Kate and the Mooncats at Churchover

Kate and the Mooncats at Churchover

Kate & the Mooncats at Churchover. Saturday 4th February

The Churchover Community Centre is in the heart of the village just off Junction 1 of the M6 and had completely passed me by as a music venue. I happened upon it because I wanted to see Kate and the Mooncats. Formed in 2014, this was the first time they had been in my neck of the woods since I became aware of them. This is strange because they are a Warwickshire band and all of them live within fifteen miles of Rugby. Kate Staunton on vocals fronts the band, this is a group that know each other well and operate like a well oiled machine. The front line is Kate, Bill Gibbon on sax and Paul Englefield on guitar, the back line being represented by Jon Furness on bass and Terry Reynolds on drums.

Their first number, Van Morrison's "Moondance" started off in sultry fashion but soon developed into a rhythmic jazzy presentation and got us off to a good start. A journey back to WWII to find the plea "Don't sit under the apple tree" first featured by Glen Miller and the Andrews Sisters. Kate's version was lively and had the power to defy anyone there not to indulge in the tapping of feet.

Back to 1971 to pick up Carole King's "Too late baby". The band complemented each other, Kate's smooth vocals supplemented by Paul's skilful guitar and Bill's sax providing the counterpoints with Terry's drums and Jon's bass driving it all along. Jon used to be a concert pianist, one would have thought that in deciding to change instruments, he might have chosen to play something easier to carry around but I'm glad he didn't. Next we had T-Bone Walker's "Stormy Monday". It is a slow twelve-bar blues performed in the West Coast blues-style that features a smooth, plaintive vocal and distinctive guitar work.

It is not practical to mention every song the band played, but a version of "Fever" has to be called out as it included exciting drums from Terry and proved that Drum 'n Bass existed way before the term was heard around the teenagers who think they invented it. The concert included more contemporary material from the likes of Amy Winehouse, but the stand out performance of the first half for me was Bob Dylan's "Don't think twice it's alright." Like many covers of Dylan songs it was immeasurably better than the original. I am indeed indebted to Bill Gibbon for pointing me in the direction of the same song by Hailey Tuck, it is very different and enjoyable. "Nobody's fault but mine" a traditional blues song included a cameo appearance of "House of the rising sun."

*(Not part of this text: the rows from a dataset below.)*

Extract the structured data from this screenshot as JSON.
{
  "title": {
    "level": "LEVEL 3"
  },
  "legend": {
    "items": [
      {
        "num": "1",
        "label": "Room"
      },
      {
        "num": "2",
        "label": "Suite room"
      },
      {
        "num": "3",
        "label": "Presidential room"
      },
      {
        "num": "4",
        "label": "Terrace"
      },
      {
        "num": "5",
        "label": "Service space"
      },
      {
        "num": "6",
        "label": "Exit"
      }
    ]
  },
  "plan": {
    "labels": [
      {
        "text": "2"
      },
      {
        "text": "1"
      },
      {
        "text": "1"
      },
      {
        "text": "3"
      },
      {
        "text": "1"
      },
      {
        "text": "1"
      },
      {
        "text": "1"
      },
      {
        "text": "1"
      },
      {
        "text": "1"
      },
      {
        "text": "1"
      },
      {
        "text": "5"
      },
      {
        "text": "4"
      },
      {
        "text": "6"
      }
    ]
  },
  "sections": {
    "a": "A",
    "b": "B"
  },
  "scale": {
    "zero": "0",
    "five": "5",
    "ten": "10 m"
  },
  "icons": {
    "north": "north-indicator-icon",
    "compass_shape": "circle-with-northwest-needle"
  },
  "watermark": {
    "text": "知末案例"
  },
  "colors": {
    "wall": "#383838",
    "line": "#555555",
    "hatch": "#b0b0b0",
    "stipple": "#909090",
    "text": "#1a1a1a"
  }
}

"Feeling Good" by Anthony Newley and a partner, but made famous by Nina Simone followed. It was a delight. The Mooncats gave this a good bluesy treatment and included a conversation between sax and guitar each taking four bars each combining with Kate's soaring vocals. They tricked the audience with a false ending which caused them to begin applauding in mid song - the buggers!

"The Devil ain't lazy" is a Fred Rose fine country swing number from 1947 which saw Kate sing and dancing simultaneously. Kate has been exposed to show business all her life, being the daughter of comedy impressionist, Paul Melba. So performing has been with her a long time, her partner is more into folk music (Sounds like a fine fella), and she tried working with him, but as Kate is more into jazz, the voice matches weren't great, she is keen however to point out that she has only ever been in one band, - Kate and the Mooncats. Long may she be so.

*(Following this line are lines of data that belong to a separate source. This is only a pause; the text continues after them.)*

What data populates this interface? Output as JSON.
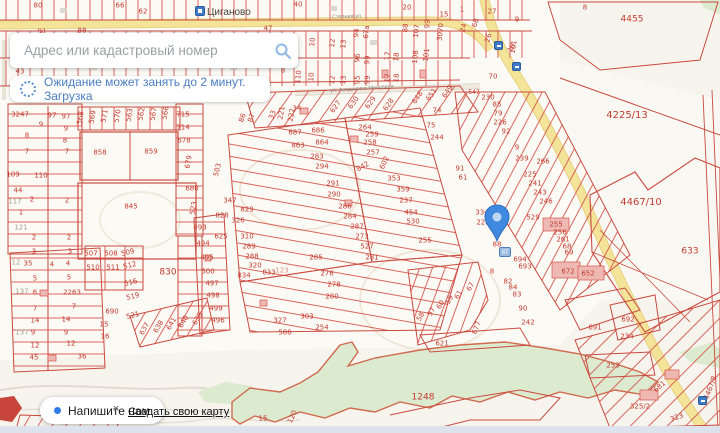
{
  "search": {
    "placeholder": "Адрес или кадастровый номер"
  },
  "loader": {
    "text": "Ожидание может занять до 2 минут. Загрузка"
  },
  "footer": {
    "chat_label": "Напишите нам",
    "close_label": "×",
    "create_map_label": "Создать свою карту"
  },
  "map": {
    "place_label": "Циганово",
    "street_labels": [
      {
        "text": "Степная ул."
      },
      {
        "text": "ул. Академика Мичурина"
      },
      {
        "text": "ул."
      }
    ],
    "marker": {
      "parcel": "88",
      "badge": "87"
    },
    "colors": {
      "parcel_line": "#d6554b",
      "parcel_text": "#c23b30",
      "road_fill": "#f3e49a",
      "forest": "#dcead0",
      "pin": "#3f8ae0",
      "ui_accent": "#4a7dc0"
    },
    "parcel_labels": [
      {
        "t": "80",
        "x": 38,
        "y": 6
      },
      {
        "t": "66",
        "x": 120,
        "y": 6
      },
      {
        "t": "62",
        "x": 143,
        "y": 12
      },
      {
        "t": "91",
        "x": 42,
        "y": 32
      },
      {
        "t": "88",
        "x": 82,
        "y": 31
      },
      {
        "t": "47",
        "x": 268,
        "y": 29
      },
      {
        "t": "40",
        "x": 298,
        "y": 5
      },
      {
        "t": "20",
        "x": 407,
        "y": 8
      },
      {
        "t": "15",
        "x": 444,
        "y": 15
      },
      {
        "t": "1",
        "x": 462,
        "y": 10
      },
      {
        "t": "27",
        "x": 492,
        "y": 12
      },
      {
        "t": "9",
        "x": 517,
        "y": 20
      },
      {
        "t": "8",
        "x": 585,
        "y": 8
      },
      {
        "t": "4455",
        "x": 632,
        "y": 20,
        "s": 9
      },
      {
        "t": "24",
        "x": 464,
        "y": 28,
        "r": -75
      },
      {
        "t": "68",
        "x": 476,
        "y": 23,
        "r": -75
      },
      {
        "t": "26",
        "x": 489,
        "y": 38,
        "r": -75
      },
      {
        "t": "101",
        "x": 514,
        "y": 47,
        "r": -80
      },
      {
        "t": "3070",
        "x": 441,
        "y": 32,
        "r": -85
      },
      {
        "t": "107",
        "x": 417,
        "y": 31,
        "r": -85
      },
      {
        "t": "99",
        "x": 428,
        "y": 24,
        "r": -85
      },
      {
        "t": "88",
        "x": 406,
        "y": 28,
        "r": -85
      },
      {
        "t": "94",
        "x": 357,
        "y": 33,
        "r": -85
      },
      {
        "t": "67а",
        "x": 367,
        "y": 32,
        "r": -85
      },
      {
        "t": "10",
        "x": 313,
        "y": 42,
        "r": -85
      },
      {
        "t": "12",
        "x": 333,
        "y": 43,
        "r": -85
      },
      {
        "t": "13",
        "x": 344,
        "y": 44,
        "r": -85
      },
      {
        "t": "96",
        "x": 358,
        "y": 58,
        "r": -85
      },
      {
        "t": "99",
        "x": 368,
        "y": 60,
        "r": -85
      },
      {
        "t": "17",
        "x": 388,
        "y": 56,
        "r": -85
      },
      {
        "t": "18",
        "x": 397,
        "y": 57,
        "r": -85
      },
      {
        "t": "108",
        "x": 416,
        "y": 57,
        "r": -85
      },
      {
        "t": "101",
        "x": 427,
        "y": 55,
        "r": -85
      },
      {
        "t": "95",
        "x": 358,
        "y": 80,
        "r": -85
      },
      {
        "t": "99",
        "x": 368,
        "y": 80,
        "r": -85
      },
      {
        "t": "17",
        "x": 388,
        "y": 78,
        "r": -85
      },
      {
        "t": "18",
        "x": 397,
        "y": 78,
        "r": -85
      },
      {
        "t": "12",
        "x": 333,
        "y": 80,
        "r": -85
      },
      {
        "t": "13",
        "x": 344,
        "y": 80,
        "r": -85
      },
      {
        "t": "110",
        "x": 299,
        "y": 77,
        "r": -85
      },
      {
        "t": "10",
        "x": 312,
        "y": 77,
        "r": -85
      },
      {
        "t": "8",
        "x": 283,
        "y": 71
      },
      {
        "t": "43",
        "x": 20,
        "y": 72
      },
      {
        "t": "10",
        "x": 512,
        "y": 48,
        "r": -60
      },
      {
        "t": "70",
        "x": 493,
        "y": 77
      },
      {
        "t": "547",
        "x": 474,
        "y": 93,
        "s": 6
      },
      {
        "t": "230",
        "x": 488,
        "y": 98
      },
      {
        "t": "85",
        "x": 497,
        "y": 105
      },
      {
        "t": "74",
        "x": 437,
        "y": 111
      },
      {
        "t": "75",
        "x": 431,
        "y": 126
      },
      {
        "t": "244",
        "x": 437,
        "y": 138
      },
      {
        "t": "627",
        "x": 336,
        "y": 107,
        "r": -55
      },
      {
        "t": "630",
        "x": 354,
        "y": 103,
        "r": -55
      },
      {
        "t": "629",
        "x": 371,
        "y": 103,
        "r": -55
      },
      {
        "t": "628",
        "x": 389,
        "y": 105,
        "r": -55
      },
      {
        "t": "648",
        "x": 418,
        "y": 98,
        "r": -55
      },
      {
        "t": "651",
        "x": 432,
        "y": 95,
        "r": -55
      },
      {
        "t": "649",
        "x": 448,
        "y": 92,
        "r": -55
      },
      {
        "t": "86",
        "x": 243,
        "y": 118,
        "r": -70
      },
      {
        "t": "87",
        "x": 252,
        "y": 118,
        "r": -70
      },
      {
        "t": "33",
        "x": 273,
        "y": 115,
        "r": -70
      },
      {
        "t": "221",
        "x": 282,
        "y": 113,
        "r": -80
      },
      {
        "t": "222",
        "x": 292,
        "y": 115,
        "r": -80
      },
      {
        "t": "34",
        "x": 297,
        "y": 109
      },
      {
        "t": "3247",
        "x": 20,
        "y": 115
      },
      {
        "t": "97",
        "x": 52,
        "y": 116
      },
      {
        "t": "97",
        "x": 66,
        "y": 117
      },
      {
        "t": "9",
        "x": 41,
        "y": 125
      },
      {
        "t": "9",
        "x": 66,
        "y": 129
      },
      {
        "t": "8",
        "x": 27,
        "y": 136
      },
      {
        "t": "8",
        "x": 65,
        "y": 141
      },
      {
        "t": "7",
        "x": 27,
        "y": 152
      },
      {
        "t": "7",
        "x": 67,
        "y": 152
      },
      {
        "t": "109",
        "x": 13,
        "y": 175
      },
      {
        "t": "110",
        "x": 41,
        "y": 176
      },
      {
        "t": "44",
        "x": 18,
        "y": 191
      },
      {
        "t": "117",
        "x": 15,
        "y": 202,
        "g": 1
      },
      {
        "t": "2",
        "x": 32,
        "y": 200
      },
      {
        "t": "2",
        "x": 67,
        "y": 201
      },
      {
        "t": "1",
        "x": 21,
        "y": 213
      },
      {
        "t": "121",
        "x": 21,
        "y": 228,
        "g": 1
      },
      {
        "t": "2",
        "x": 34,
        "y": 238
      },
      {
        "t": "2",
        "x": 69,
        "y": 238
      },
      {
        "t": "3",
        "x": 34,
        "y": 252
      },
      {
        "t": "3",
        "x": 70,
        "y": 252
      },
      {
        "t": "35",
        "x": 28,
        "y": 264
      },
      {
        "t": "12",
        "x": 16,
        "y": 263,
        "g": 1
      },
      {
        "t": "4",
        "x": 52,
        "y": 265
      },
      {
        "t": "4",
        "x": 68,
        "y": 264
      },
      {
        "t": "5",
        "x": 35,
        "y": 279
      },
      {
        "t": "5",
        "x": 69,
        "y": 278
      },
      {
        "t": "6",
        "x": 35,
        "y": 293
      },
      {
        "t": "137",
        "x": 22,
        "y": 292,
        "g": 1
      },
      {
        "t": "2263",
        "x": 72,
        "y": 293
      },
      {
        "t": "7",
        "x": 35,
        "y": 309
      },
      {
        "t": "7",
        "x": 74,
        "y": 307
      },
      {
        "t": "14",
        "x": 35,
        "y": 321
      },
      {
        "t": "14",
        "x": 66,
        "y": 320
      },
      {
        "t": "9",
        "x": 33,
        "y": 333
      },
      {
        "t": "9",
        "x": 66,
        "y": 333
      },
      {
        "t": "137",
        "x": 22,
        "y": 333,
        "g": 1
      },
      {
        "t": "12",
        "x": 35,
        "y": 346
      },
      {
        "t": "12",
        "x": 71,
        "y": 344
      },
      {
        "t": "45",
        "x": 34,
        "y": 358
      },
      {
        "t": "36",
        "x": 82,
        "y": 357
      },
      {
        "t": "568",
        "x": 81,
        "y": 118,
        "r": -80
      },
      {
        "t": "569",
        "x": 93,
        "y": 117,
        "r": -80
      },
      {
        "t": "571",
        "x": 105,
        "y": 116,
        "r": -80
      },
      {
        "t": "570",
        "x": 118,
        "y": 116,
        "r": -80
      },
      {
        "t": "563",
        "x": 130,
        "y": 115,
        "r": -80
      },
      {
        "t": "562",
        "x": 142,
        "y": 114,
        "r": -80
      },
      {
        "t": "567",
        "x": 154,
        "y": 114,
        "r": -80
      },
      {
        "t": "566",
        "x": 166,
        "y": 113,
        "r": -80
      },
      {
        "t": "715",
        "x": 183,
        "y": 115
      },
      {
        "t": "714",
        "x": 183,
        "y": 128
      },
      {
        "t": "678",
        "x": 184,
        "y": 141
      },
      {
        "t": "679",
        "x": 189,
        "y": 162,
        "r": -80
      },
      {
        "t": "858",
        "x": 100,
        "y": 153
      },
      {
        "t": "859",
        "x": 151,
        "y": 152
      },
      {
        "t": "845",
        "x": 131,
        "y": 207
      },
      {
        "t": "680",
        "x": 192,
        "y": 189
      },
      {
        "t": "503",
        "x": 218,
        "y": 170,
        "r": -75
      },
      {
        "t": "523",
        "x": 194,
        "y": 208,
        "r": -80
      },
      {
        "t": "347",
        "x": 230,
        "y": 201
      },
      {
        "t": "829",
        "x": 247,
        "y": 210
      },
      {
        "t": "828",
        "x": 222,
        "y": 216
      },
      {
        "t": "493",
        "x": 200,
        "y": 228
      },
      {
        "t": "625",
        "x": 221,
        "y": 237
      },
      {
        "t": "494",
        "x": 203,
        "y": 244
      },
      {
        "t": "495",
        "x": 207,
        "y": 258
      },
      {
        "t": "500",
        "x": 208,
        "y": 272
      },
      {
        "t": "497",
        "x": 212,
        "y": 284
      },
      {
        "t": "498",
        "x": 213,
        "y": 296
      },
      {
        "t": "499",
        "x": 216,
        "y": 309
      },
      {
        "t": "496",
        "x": 218,
        "y": 321
      },
      {
        "t": "326",
        "x": 238,
        "y": 221
      },
      {
        "t": "310",
        "x": 247,
        "y": 237
      },
      {
        "t": "289",
        "x": 249,
        "y": 247
      },
      {
        "t": "288",
        "x": 252,
        "y": 257
      },
      {
        "t": "320",
        "x": 255,
        "y": 266
      },
      {
        "t": "833",
        "x": 269,
        "y": 273
      },
      {
        "t": "123",
        "x": 282,
        "y": 271,
        "lt": 1
      },
      {
        "t": "834",
        "x": 244,
        "y": 276
      },
      {
        "t": "830",
        "x": 168,
        "y": 273,
        "s": 9
      },
      {
        "t": "507",
        "x": 91,
        "y": 254
      },
      {
        "t": "508",
        "x": 111,
        "y": 254
      },
      {
        "t": "509",
        "x": 128,
        "y": 253,
        "r": -15
      },
      {
        "t": "510",
        "x": 93,
        "y": 268
      },
      {
        "t": "511",
        "x": 113,
        "y": 268
      },
      {
        "t": "512",
        "x": 130,
        "y": 266,
        "r": -15
      },
      {
        "t": "516",
        "x": 131,
        "y": 283,
        "r": -15
      },
      {
        "t": "519",
        "x": 133,
        "y": 297,
        "r": -15
      },
      {
        "t": "690",
        "x": 112,
        "y": 312
      },
      {
        "t": "521",
        "x": 133,
        "y": 316,
        "r": -15
      },
      {
        "t": "15",
        "x": 104,
        "y": 325
      },
      {
        "t": "16",
        "x": 105,
        "y": 337
      },
      {
        "t": "637",
        "x": 145,
        "y": 329,
        "r": -60
      },
      {
        "t": "638",
        "x": 159,
        "y": 327,
        "r": -60
      },
      {
        "t": "641",
        "x": 172,
        "y": 324,
        "r": -60
      },
      {
        "t": "640",
        "x": 184,
        "y": 322,
        "r": -60
      },
      {
        "t": "639",
        "x": 198,
        "y": 319,
        "r": -60
      },
      {
        "t": "687",
        "x": 295,
        "y": 133
      },
      {
        "t": "686",
        "x": 318,
        "y": 131
      },
      {
        "t": "863",
        "x": 298,
        "y": 146
      },
      {
        "t": "864",
        "x": 322,
        "y": 143
      },
      {
        "t": "283",
        "x": 317,
        "y": 157
      },
      {
        "t": "294",
        "x": 322,
        "y": 167
      },
      {
        "t": "291",
        "x": 333,
        "y": 184
      },
      {
        "t": "290",
        "x": 334,
        "y": 195
      },
      {
        "t": "286",
        "x": 345,
        "y": 207
      },
      {
        "t": "284",
        "x": 350,
        "y": 217
      },
      {
        "t": "287",
        "x": 357,
        "y": 227
      },
      {
        "t": "273",
        "x": 362,
        "y": 237
      },
      {
        "t": "527",
        "x": 367,
        "y": 247
      },
      {
        "t": "281",
        "x": 372,
        "y": 258
      },
      {
        "t": "264",
        "x": 365,
        "y": 128
      },
      {
        "t": "259",
        "x": 372,
        "y": 135
      },
      {
        "t": "258",
        "x": 370,
        "y": 143
      },
      {
        "t": "257",
        "x": 373,
        "y": 153
      },
      {
        "t": "842",
        "x": 363,
        "y": 167,
        "r": -30
      },
      {
        "t": "602",
        "x": 385,
        "y": 163,
        "r": -65
      },
      {
        "t": "353",
        "x": 394,
        "y": 179
      },
      {
        "t": "359",
        "x": 403,
        "y": 190
      },
      {
        "t": "237",
        "x": 406,
        "y": 201
      },
      {
        "t": "454",
        "x": 411,
        "y": 213
      },
      {
        "t": "530",
        "x": 413,
        "y": 222
      },
      {
        "t": "255",
        "x": 425,
        "y": 241
      },
      {
        "t": "91",
        "x": 460,
        "y": 169
      },
      {
        "t": "61",
        "x": 463,
        "y": 178
      },
      {
        "t": "285",
        "x": 316,
        "y": 258
      },
      {
        "t": "276",
        "x": 327,
        "y": 274
      },
      {
        "t": "278",
        "x": 334,
        "y": 285
      },
      {
        "t": "280",
        "x": 332,
        "y": 297
      },
      {
        "t": "303",
        "x": 307,
        "y": 317
      },
      {
        "t": "327",
        "x": 280,
        "y": 321
      },
      {
        "t": "586",
        "x": 285,
        "y": 333
      },
      {
        "t": "254",
        "x": 322,
        "y": 328
      },
      {
        "t": "9",
        "x": 517,
        "y": 148
      },
      {
        "t": "239",
        "x": 522,
        "y": 159
      },
      {
        "t": "266",
        "x": 543,
        "y": 162
      },
      {
        "t": "225",
        "x": 530,
        "y": 175
      },
      {
        "t": "241",
        "x": 535,
        "y": 184
      },
      {
        "t": "243",
        "x": 540,
        "y": 193
      },
      {
        "t": "246",
        "x": 546,
        "y": 202
      },
      {
        "t": "529",
        "x": 533,
        "y": 218
      },
      {
        "t": "255",
        "x": 556,
        "y": 225
      },
      {
        "t": "256",
        "x": 560,
        "y": 233
      },
      {
        "t": "261",
        "x": 563,
        "y": 240
      },
      {
        "t": "68",
        "x": 567,
        "y": 247
      },
      {
        "t": "69",
        "x": 569,
        "y": 253
      },
      {
        "t": "79",
        "x": 498,
        "y": 114
      },
      {
        "t": "226",
        "x": 500,
        "y": 123
      },
      {
        "t": "92",
        "x": 506,
        "y": 132
      },
      {
        "t": "334",
        "x": 482,
        "y": 213
      },
      {
        "t": "228",
        "x": 483,
        "y": 223
      },
      {
        "t": "88",
        "x": 497,
        "y": 245
      },
      {
        "t": "694",
        "x": 520,
        "y": 260
      },
      {
        "t": "693",
        "x": 525,
        "y": 267
      },
      {
        "t": "8",
        "x": 492,
        "y": 272
      },
      {
        "t": "82",
        "x": 508,
        "y": 282
      },
      {
        "t": "84",
        "x": 513,
        "y": 288
      },
      {
        "t": "83",
        "x": 517,
        "y": 295
      },
      {
        "t": "90",
        "x": 523,
        "y": 309
      },
      {
        "t": "242",
        "x": 528,
        "y": 323
      },
      {
        "t": "691",
        "x": 595,
        "y": 328
      },
      {
        "t": "692",
        "x": 628,
        "y": 320
      },
      {
        "t": "234",
        "x": 627,
        "y": 337
      },
      {
        "t": "253",
        "x": 613,
        "y": 366
      },
      {
        "t": "672",
        "x": 568,
        "y": 272
      },
      {
        "t": "652",
        "x": 588,
        "y": 274
      },
      {
        "t": "677",
        "x": 477,
        "y": 328,
        "r": -70
      },
      {
        "t": "621",
        "x": 442,
        "y": 344
      },
      {
        "t": "58",
        "x": 421,
        "y": 317,
        "r": -60
      },
      {
        "t": "57",
        "x": 432,
        "y": 312,
        "r": -60
      },
      {
        "t": "60",
        "x": 441,
        "y": 305,
        "r": -60
      },
      {
        "t": "59",
        "x": 450,
        "y": 300,
        "r": -60
      },
      {
        "t": "61",
        "x": 459,
        "y": 295,
        "r": -60
      },
      {
        "t": "67",
        "x": 471,
        "y": 287,
        "r": -60
      },
      {
        "t": "4225/13",
        "x": 627,
        "y": 116,
        "s": 10
      },
      {
        "t": "4467/10",
        "x": 641,
        "y": 203,
        "s": 10
      },
      {
        "t": "633",
        "x": 690,
        "y": 252,
        "s": 9
      },
      {
        "t": "1248",
        "x": 423,
        "y": 398,
        "s": 9
      },
      {
        "t": "681",
        "x": 660,
        "y": 387,
        "r": -40
      },
      {
        "t": "325/2",
        "x": 640,
        "y": 407
      },
      {
        "t": "323",
        "x": 677,
        "y": 418,
        "r": -20
      },
      {
        "t": "4467/8",
        "x": 711,
        "y": 388,
        "r": -70
      },
      {
        "t": "15",
        "x": 263,
        "y": 419
      },
      {
        "t": "120",
        "x": 293,
        "y": 417,
        "r": -65
      }
    ]
  }
}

Kate went on to produce a strong vocal performance in "Everybody loves my baby" from 1924 and then displayed her scat singing style in "That man" from the pen of Caro Emerald the Dutch pop-come-swing singer. Before that we had "Johnny gotta boom boom" which indeed did have big vibrations going down. A second Led Zeppelin number, "Rock n' Roll" came along which I managed to capture on video although the sound quality is nowhere near as good as that produced in the hall.

Terry illustrated his experience on drums by his inventions during "It ain't what you do it's the way that you do it." before they went into their signature numbers "Ain't nobody here but us chickens" The list of people who have performed this song includes the like of Louis Jordan, BB King, Lisa Stansfield et al I wonder anyone ever stood up in front of them and did the Chicken Dance? Well no probably not, and it didn't happen this night either. This was supposed to be the last number in the show, but it turned out to be the penultimate song as a encore was demanded by the packed house and they were rewarded with "Night and Day".

I am at a loss to say how thoroughly I enjoyed this concert and I wasn't alone, comments from some of the regulars were recorded as "One of the best bands that have ever played here, - really enjoyed the music choices" and "Kate's voice was amazing!" along with "They were terrific!" So I think it fair say that that as an entertaining event it was an outstanding success.